Poke restaurant in Uptown Dallas closes but the story doesn't end there
A poke restaurant has closed in Dallas, which on the surface is a sad thing but also provides insight into what's working in Dallas restaurants right now.
The restaurant: Malibu Poke, the acclaimed concept from restaurateur Jon Alexis (TJ's Seafood), and the location that closed was in the McKinney & Olive building at 2355 Olive St. It closed in June.
But Alexis, surely one of Dallas' more articulate restaurateurs, says he'd describe this as more of a relocation than a closure.
"The original Malibu Poke at 3888 Oak Lawn Ave. is still open and doing better than pre-COVID days," he says. "It was rocking throughout 2020. People told us that the only healthy food they ate was at Malibu Poke. COVID-19 has put restaurateurs through every possible experience you could imagine, but it's also taught us some lessons."
That includes the folly right now of operating a restaurant in a downtown area at a time when many office workers are still working remotely.

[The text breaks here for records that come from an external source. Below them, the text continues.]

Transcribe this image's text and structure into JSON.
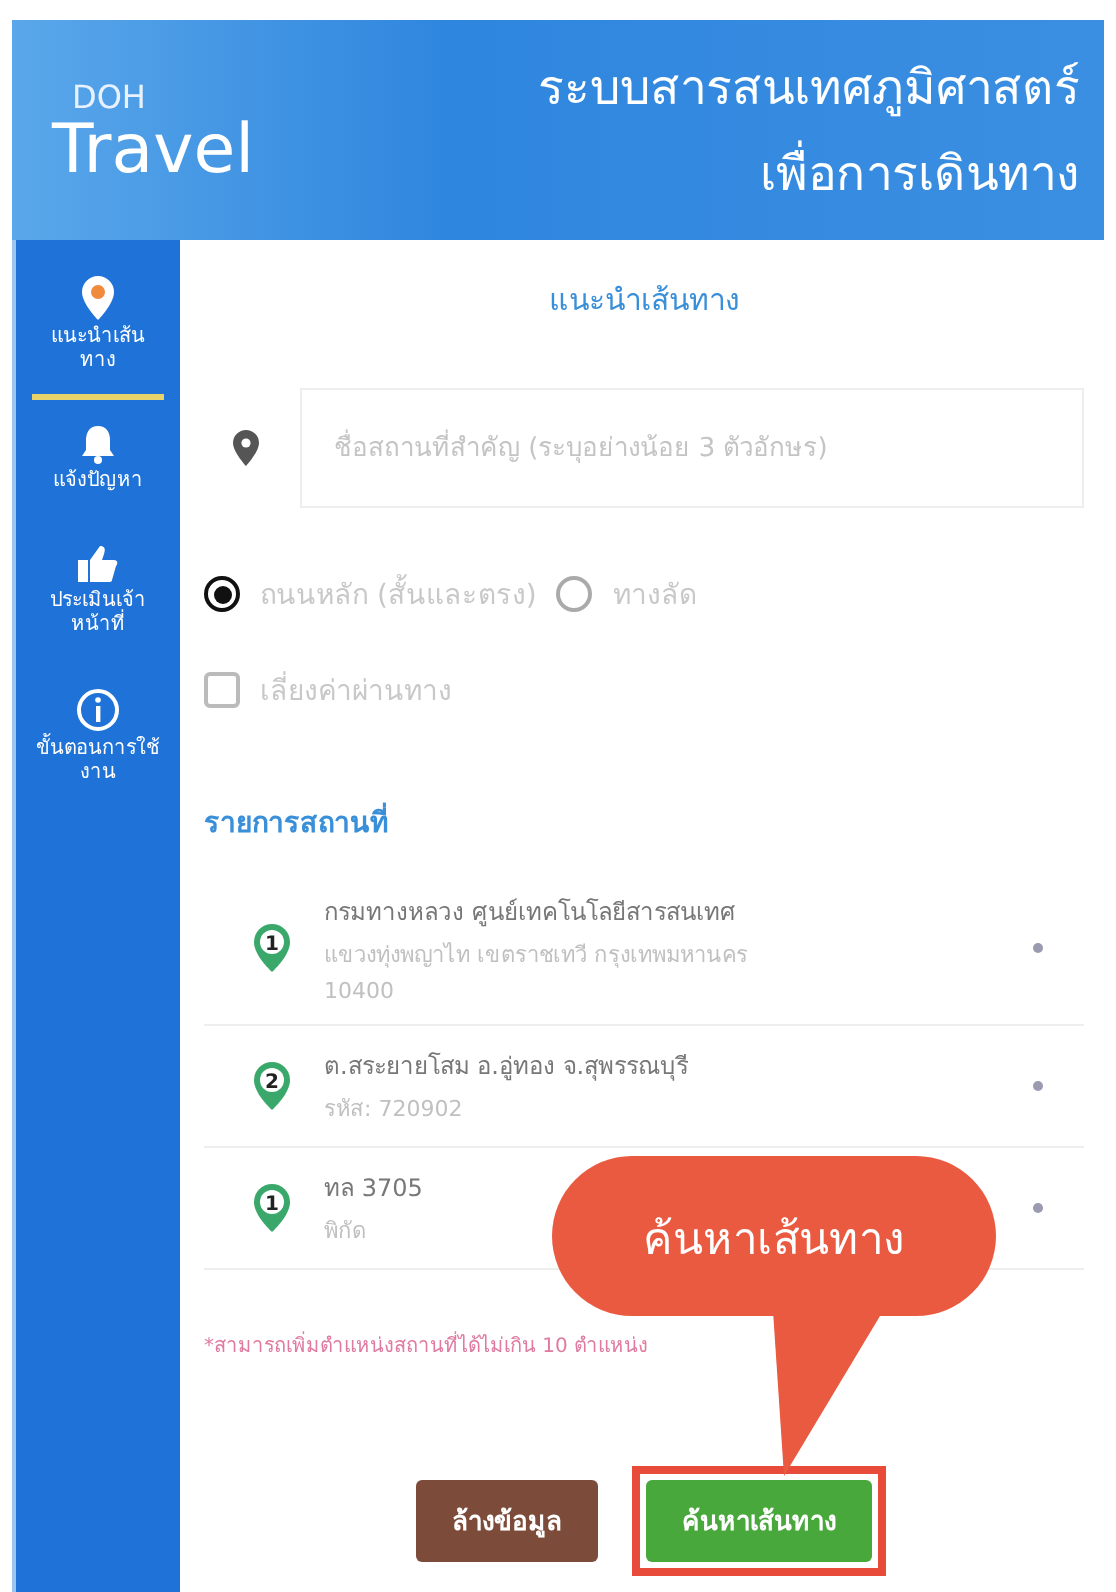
{
  "header": {
    "logo_top": "DOH",
    "logo_main": "Travel",
    "title_lines": [
      "ระบบสารสนเทศภูมิศาสตร์",
      "เพื่อการเดินทาง"
    ]
  },
  "sidebar": {
    "items": [
      {
        "kind": "pin",
        "label": "แนะนำเส้นทาง",
        "selected": true
      },
      {
        "kind": "bell",
        "label": "แจ้งปัญหา",
        "selected": false
      },
      {
        "kind": "thumb",
        "label": "ประเมินเจ้าหน้าที่",
        "selected": false
      },
      {
        "kind": "info",
        "label": "ขั้นตอนการใช้งาน",
        "selected": false
      }
    ]
  },
  "panel": {
    "heading": "แนะนำเส้นทาง",
    "search": {
      "placeholder": "ชื่อสถานที่สำคัญ (ระบุอย่างน้อย 3 ตัวอักษร)"
    },
    "route_options": [
      {
        "label": "ถนนหลัก (สั้นและตรง)",
        "selected": true
      },
      {
        "label": "ทางลัด",
        "selected": false
      }
    ],
    "avoid_toll": {
      "label": "เลี่ยงค่าผ่านทาง",
      "checked": false
    },
    "places_heading": "รายการสถานที่",
    "places": [
      {
        "marker": "1",
        "name": "กรมทางหลวง ศูนย์เทคโนโลยีสารสนเทศ",
        "details": [
          "แขวงทุ่งพญาไท เขตราชเทวี กรุงเทพมหานคร",
          "10400"
        ]
      },
      {
        "marker": "2",
        "name": "ต.สระยายโสม อ.อู่ทอง จ.สุพรรณบุรี",
        "details": [
          "รหัส: 720902"
        ]
      },
      {
        "marker": "1",
        "name": "ทล 3705",
        "details": [
          "พิกัด"
        ]
      }
    ],
    "note": "*สามารถเพิ่มตำแหน่งสถานที่ได้ไม่เกิน 10 ตำแหน่ง",
    "buttons": [
      {
        "kind": "clear",
        "label": "ล้างข้อมูล",
        "highlighted": false
      },
      {
        "kind": "search",
        "label": "ค้นหาเส้นทาง",
        "highlighted": true
      }
    ]
  },
  "callout": {
    "text": "ค้นหาเส้นทาง"
  }
}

"Part of the initial appeal of opening at that building was that it's near downtown," Alexis says. "I officed out of there for a while and it was really cool. I could walk to the Dallas Museum of Art, or take a walk to the Katy Trail."

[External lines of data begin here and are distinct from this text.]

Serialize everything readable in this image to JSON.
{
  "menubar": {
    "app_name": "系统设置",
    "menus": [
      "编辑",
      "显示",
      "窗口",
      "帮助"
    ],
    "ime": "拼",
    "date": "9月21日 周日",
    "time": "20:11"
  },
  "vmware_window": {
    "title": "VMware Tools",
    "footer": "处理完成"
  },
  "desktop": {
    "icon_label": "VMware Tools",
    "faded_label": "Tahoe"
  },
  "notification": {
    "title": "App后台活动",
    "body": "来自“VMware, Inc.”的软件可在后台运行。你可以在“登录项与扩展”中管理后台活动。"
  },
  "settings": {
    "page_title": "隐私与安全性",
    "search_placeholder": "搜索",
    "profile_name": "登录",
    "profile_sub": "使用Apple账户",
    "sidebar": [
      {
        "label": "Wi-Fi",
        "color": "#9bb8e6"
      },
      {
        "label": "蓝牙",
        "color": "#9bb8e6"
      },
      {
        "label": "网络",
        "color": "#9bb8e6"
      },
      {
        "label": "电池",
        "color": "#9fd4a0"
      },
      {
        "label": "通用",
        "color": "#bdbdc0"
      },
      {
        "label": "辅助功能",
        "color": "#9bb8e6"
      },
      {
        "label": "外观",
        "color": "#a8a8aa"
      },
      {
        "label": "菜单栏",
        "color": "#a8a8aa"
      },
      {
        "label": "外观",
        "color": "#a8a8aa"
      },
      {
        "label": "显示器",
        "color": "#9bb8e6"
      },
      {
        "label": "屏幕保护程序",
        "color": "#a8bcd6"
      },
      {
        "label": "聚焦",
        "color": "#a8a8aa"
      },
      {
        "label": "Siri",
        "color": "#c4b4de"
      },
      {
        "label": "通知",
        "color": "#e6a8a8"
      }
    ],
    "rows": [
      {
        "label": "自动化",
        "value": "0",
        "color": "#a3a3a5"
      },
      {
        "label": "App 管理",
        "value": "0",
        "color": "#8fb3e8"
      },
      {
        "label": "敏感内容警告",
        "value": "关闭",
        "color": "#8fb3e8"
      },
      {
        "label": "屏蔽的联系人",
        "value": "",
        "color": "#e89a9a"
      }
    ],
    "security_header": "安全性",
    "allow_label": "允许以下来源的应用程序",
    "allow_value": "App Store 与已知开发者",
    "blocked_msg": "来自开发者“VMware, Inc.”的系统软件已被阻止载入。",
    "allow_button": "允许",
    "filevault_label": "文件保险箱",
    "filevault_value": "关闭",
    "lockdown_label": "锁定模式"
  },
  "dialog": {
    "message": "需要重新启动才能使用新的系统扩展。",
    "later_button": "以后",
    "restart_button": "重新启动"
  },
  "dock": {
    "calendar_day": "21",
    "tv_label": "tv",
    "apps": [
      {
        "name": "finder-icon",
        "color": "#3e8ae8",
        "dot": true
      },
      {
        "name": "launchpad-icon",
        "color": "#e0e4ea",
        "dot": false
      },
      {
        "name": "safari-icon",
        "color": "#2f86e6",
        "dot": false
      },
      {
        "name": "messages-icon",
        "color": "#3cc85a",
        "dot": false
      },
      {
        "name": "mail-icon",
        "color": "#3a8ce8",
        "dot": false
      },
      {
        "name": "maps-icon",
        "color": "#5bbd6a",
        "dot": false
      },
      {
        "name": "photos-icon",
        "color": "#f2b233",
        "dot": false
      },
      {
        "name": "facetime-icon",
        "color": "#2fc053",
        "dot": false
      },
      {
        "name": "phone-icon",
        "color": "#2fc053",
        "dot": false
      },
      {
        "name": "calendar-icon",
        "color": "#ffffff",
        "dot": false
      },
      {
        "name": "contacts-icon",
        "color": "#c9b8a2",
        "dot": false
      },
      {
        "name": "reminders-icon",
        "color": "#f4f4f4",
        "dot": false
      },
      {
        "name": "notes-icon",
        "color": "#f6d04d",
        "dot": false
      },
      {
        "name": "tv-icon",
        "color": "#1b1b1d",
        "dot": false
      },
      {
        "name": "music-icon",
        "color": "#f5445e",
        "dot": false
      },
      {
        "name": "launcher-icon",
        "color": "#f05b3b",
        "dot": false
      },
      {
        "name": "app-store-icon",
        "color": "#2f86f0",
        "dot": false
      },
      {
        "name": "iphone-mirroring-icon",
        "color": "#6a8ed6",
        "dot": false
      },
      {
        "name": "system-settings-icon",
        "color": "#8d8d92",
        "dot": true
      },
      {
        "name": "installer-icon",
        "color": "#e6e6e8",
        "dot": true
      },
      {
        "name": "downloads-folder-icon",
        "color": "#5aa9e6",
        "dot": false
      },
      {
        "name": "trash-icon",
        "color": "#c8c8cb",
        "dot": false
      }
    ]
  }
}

"But being in an office building in 2021 is a challenge," he says. "When we were open, 100 percent of the business was Monday-through-Friday lunch. Even prior to the pandemic, we'd already discussed not opening on weekends. We all want downtown Dallas to thrive. And prior to the pandemic, it felt like it was making strides, but like every downtown area, it's been hit hard by COVID-19."

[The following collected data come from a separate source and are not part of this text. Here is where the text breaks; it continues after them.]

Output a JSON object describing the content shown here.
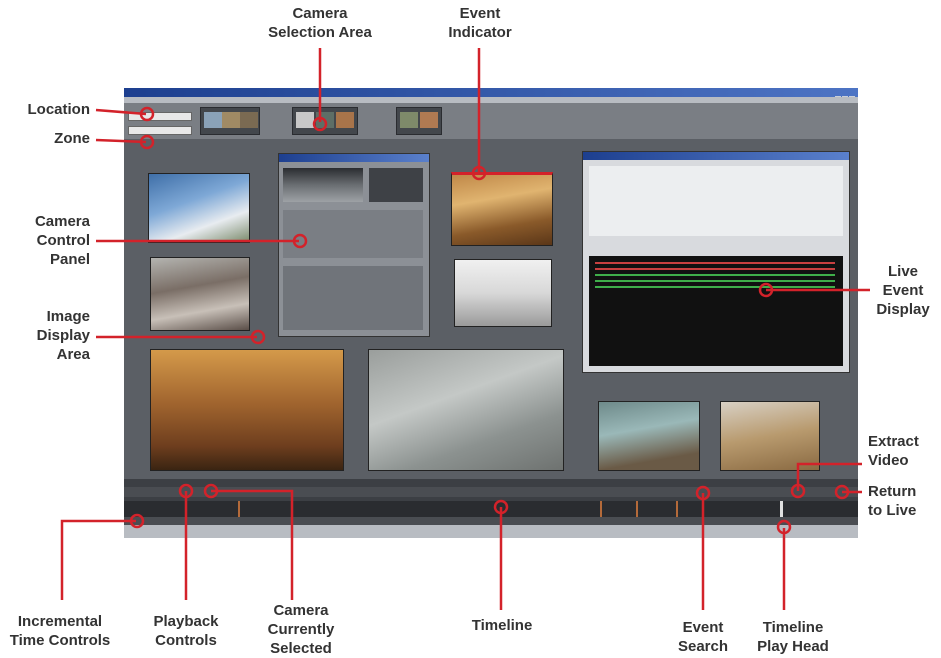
{
  "callouts": {
    "camera_selection": [
      "Camera",
      "Selection Area"
    ],
    "event_indicator": [
      "Event",
      "Indicator"
    ],
    "location": "Location",
    "zone": "Zone",
    "camera_control": [
      "Camera",
      "Control",
      "Panel"
    ],
    "image_display": [
      "Image",
      "Display",
      "Area"
    ],
    "live_event": [
      "Live",
      "Event",
      "Display"
    ],
    "extract_video": [
      "Extract",
      "Video"
    ],
    "return_live": [
      "Return",
      "to Live"
    ],
    "incremental": [
      "Incremental",
      "Time Controls"
    ],
    "playback": [
      "Playback",
      "Controls"
    ],
    "camera_selected": [
      "Camera",
      "Currently",
      "Selected"
    ],
    "timeline": "Timeline",
    "event_search": [
      "Event",
      "Search"
    ],
    "play_head": [
      "Timeline",
      "Play Head"
    ]
  },
  "colors": {
    "accent_red": "#d3222a",
    "callout_text": "#333333",
    "window_bg": "#55595e",
    "title_bar": "#1d3f8f"
  },
  "icons": {
    "marker": "circle-marker-icon"
  }
}
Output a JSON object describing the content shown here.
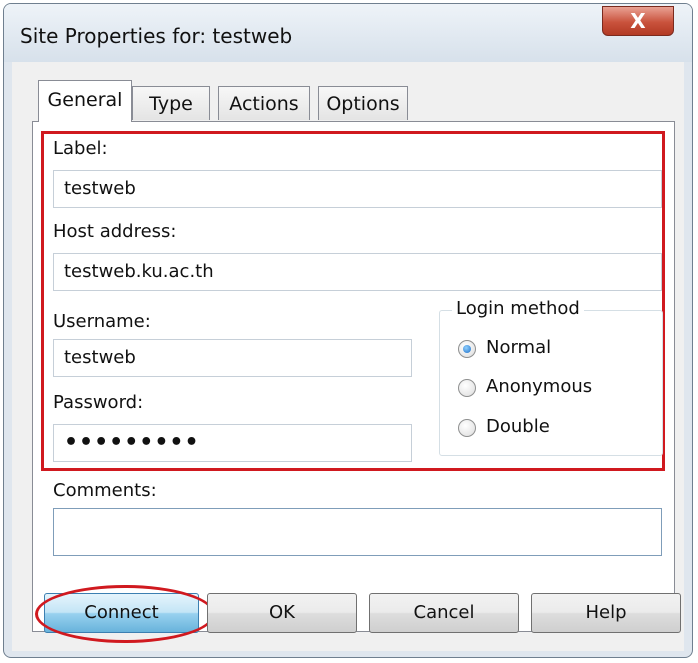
{
  "window": {
    "title": "Site Properties for: testweb",
    "close_label": "X"
  },
  "tabs": [
    {
      "label": "General",
      "active": true
    },
    {
      "label": "Type",
      "active": false
    },
    {
      "label": "Actions",
      "active": false
    },
    {
      "label": "Options",
      "active": false
    }
  ],
  "form": {
    "label": {
      "caption": "Label:",
      "value": "testweb"
    },
    "host": {
      "caption": "Host address:",
      "value": "testweb.ku.ac.th"
    },
    "username": {
      "caption": "Username:",
      "value": "testweb"
    },
    "password": {
      "caption": "Password:",
      "value": "•••••••••"
    },
    "comments": {
      "caption": "Comments:",
      "value": ""
    }
  },
  "login_method": {
    "title": "Login method",
    "options": [
      {
        "label": "Normal",
        "selected": true
      },
      {
        "label": "Anonymous",
        "selected": false
      },
      {
        "label": "Double",
        "selected": false
      }
    ]
  },
  "buttons": {
    "connect": "Connect",
    "ok": "OK",
    "cancel": "Cancel",
    "help": "Help"
  },
  "colors": {
    "highlight_red": "#d0191f",
    "close_button": "#c9523c",
    "default_button": "#98d1ef"
  }
}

"A lot of poke places have closed, but we don't think of ourselves as a poke restaurant so much as, we're an alternative to a $50 sushi lunch," Alexis says. "For us, poke wasn't like opening a frozen yogurt store. Raw fish is a religion, and the reason I felt confident about it is because, with my background at TJ's Seafood, all I do is raw fish."
Malibu also has more than poke on its menu, from teriyaki chicken to a vegan ginger tofu bowl to garlic ramen noodles.
Alexis says he's planning on opening at least two more locations in 2022.
"I'm definitely going to open another location in Dallas, and another location in Austin, too, in neighborhoods that want healthy food that's not fast-food," he says. "Weirdly, it took the pandemic to prove that what we do works, even if it took down one of our locations."